If Joe Biden wins the presidency, he will be faced with a hundred pressing problems and a thousand things to repair from the Trump years. Nevertheless, he will have little choice but to concentrate on the climate crisis.
Until now, for most people the danger has remained at a distance, except for scientists who have done their best to warn us about the speed and power of the storm headed our way. But amid the smoking pall that still hangs over the West and the recovery in Louisiana, after two powerful hurricanes in less than two months, there is no longer any doubt about the immediacy of the danger. And so everything—especially the economic response to the trauma of Covid-19—must flow in the direction of swift climate action.
In 2018 the Intergovernmental Panel on Climate Change told us that we had until 2030 to dramatically bend the curve of emissions—in fact, to cut them in half—if we had any hope of meeting the climate target we’d set in Paris in 2015. That’s a wretchedly difficult goal, on the bleeding edge of the technically possible. And if we do not get started immediately, even that chance will slip away, and with it much of the prospect for a planet capable of sustaining civilizations like the ones we’re used to. If we want to avoid such a fate, the US will have to act quickly and, for the first time, actually take a leadership role in the international climate effort.
So what could President Biden do during his first days in office? He could accomplish a few important things by executive action: he’s already promised to stop new oil and gas drilling and coal mining on America’s public lands. This is good news, since if those public lands were their own country, they would rank among the world’s five largest sources of carbon. He could also announce that the federal government will not just allow California to ban gas-powered cars by 2035 but will encourage other states to do so as well.
If Biden has a working Senate majority he may be able to do much more. The Green New Deal looked like an impossibly large legislative lift when it was first unveiled two years ago. But the young people from the Sunrise Movement, who brought it to the fore, have proved to be prescient. Given the scale of joblessness resulting from the Trump administration’s bungled pandemic response, it suddenly seems plausible to undertake industrial policy—in this case steering infrastructure dollars toward clean-tech sectors—at a level we haven’t seen since the 1960s. That seems to be how the EU, China, and other nations have decided to respond—Beijing’s pledge to be net zero by 2060 is in essence a pledge to pursue renewable energy nonstop for decades to come.
One can imagine Biden, born and raised in Scranton, Pennsylvania, as the pitchman for an aggressive build-out of sun and wind power across the US, reactivating Rust Belt factories and signing union deals with clean-energy tycoons.
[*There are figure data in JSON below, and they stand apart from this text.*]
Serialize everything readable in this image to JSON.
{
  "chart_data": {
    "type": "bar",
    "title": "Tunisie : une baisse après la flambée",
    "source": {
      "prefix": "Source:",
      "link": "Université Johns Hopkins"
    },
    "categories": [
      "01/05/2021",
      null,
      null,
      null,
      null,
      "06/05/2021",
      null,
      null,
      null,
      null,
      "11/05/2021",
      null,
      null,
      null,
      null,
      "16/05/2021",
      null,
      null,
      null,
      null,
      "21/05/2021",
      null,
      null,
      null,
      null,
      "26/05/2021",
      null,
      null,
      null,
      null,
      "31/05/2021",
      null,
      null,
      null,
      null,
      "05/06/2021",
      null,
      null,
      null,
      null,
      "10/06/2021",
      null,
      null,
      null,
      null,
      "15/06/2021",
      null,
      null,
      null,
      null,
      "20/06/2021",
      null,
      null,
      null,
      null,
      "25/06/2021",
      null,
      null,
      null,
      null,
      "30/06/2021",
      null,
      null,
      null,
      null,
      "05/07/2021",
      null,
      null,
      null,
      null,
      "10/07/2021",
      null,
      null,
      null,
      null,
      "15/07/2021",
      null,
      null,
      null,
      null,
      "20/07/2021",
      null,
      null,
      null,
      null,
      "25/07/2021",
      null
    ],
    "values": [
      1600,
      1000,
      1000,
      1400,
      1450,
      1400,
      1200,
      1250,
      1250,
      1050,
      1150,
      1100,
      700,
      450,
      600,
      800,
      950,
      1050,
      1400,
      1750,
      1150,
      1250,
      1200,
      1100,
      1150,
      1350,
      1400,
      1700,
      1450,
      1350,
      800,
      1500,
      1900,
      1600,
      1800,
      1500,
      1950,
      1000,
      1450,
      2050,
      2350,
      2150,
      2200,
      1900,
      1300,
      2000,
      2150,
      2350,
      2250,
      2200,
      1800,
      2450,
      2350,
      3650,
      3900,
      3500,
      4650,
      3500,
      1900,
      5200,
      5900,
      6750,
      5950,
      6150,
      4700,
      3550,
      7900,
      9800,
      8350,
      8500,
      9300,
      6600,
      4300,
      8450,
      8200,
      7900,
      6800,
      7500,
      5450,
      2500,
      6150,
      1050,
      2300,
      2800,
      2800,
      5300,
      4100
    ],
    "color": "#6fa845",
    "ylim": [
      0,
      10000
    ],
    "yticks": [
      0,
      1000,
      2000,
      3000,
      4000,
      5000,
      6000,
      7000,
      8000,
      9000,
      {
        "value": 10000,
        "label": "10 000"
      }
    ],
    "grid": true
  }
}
But it’s not called global warming for nothing. So the Biden administration will need to work at least as hard to consolidate international action. The US remains the world’s largest economy, and therefore should have the persuasive power to convince intransigent leaders—think Brazil’s Jair Bolsonaro—to shift their approach.
None of this is easy and all of it will require a willingness to do something that no administration, Republican or Democratic, has ever been willing to do: truly take on the fossil fuel industry, which has for so long dictated government energy policy. Twelve years ago, when Biden took office as vice-president, the power of corporations like Exxon and Chevron was still almost unassailable. But since then, two things have changed. First, the price of solar and wind power has dropped by 90 percent and clean energy now represents the most obvious economic choice. Second, a significant movement has arisen to erode at least some of the political power of the industry. The fossil fuel divestment campaign, for instance, has seen endowments and portfolios worth more than $14 trillion abandon fossil fuel ties.
To take advantage of the moment, Biden would need to abandon his instinct to move toward the middle. That’s because, at this late date, the middle is actually a choice: it means action too slow to catch up with the physics of climate change. And it is that physics that represents Biden’s deadliest adversary.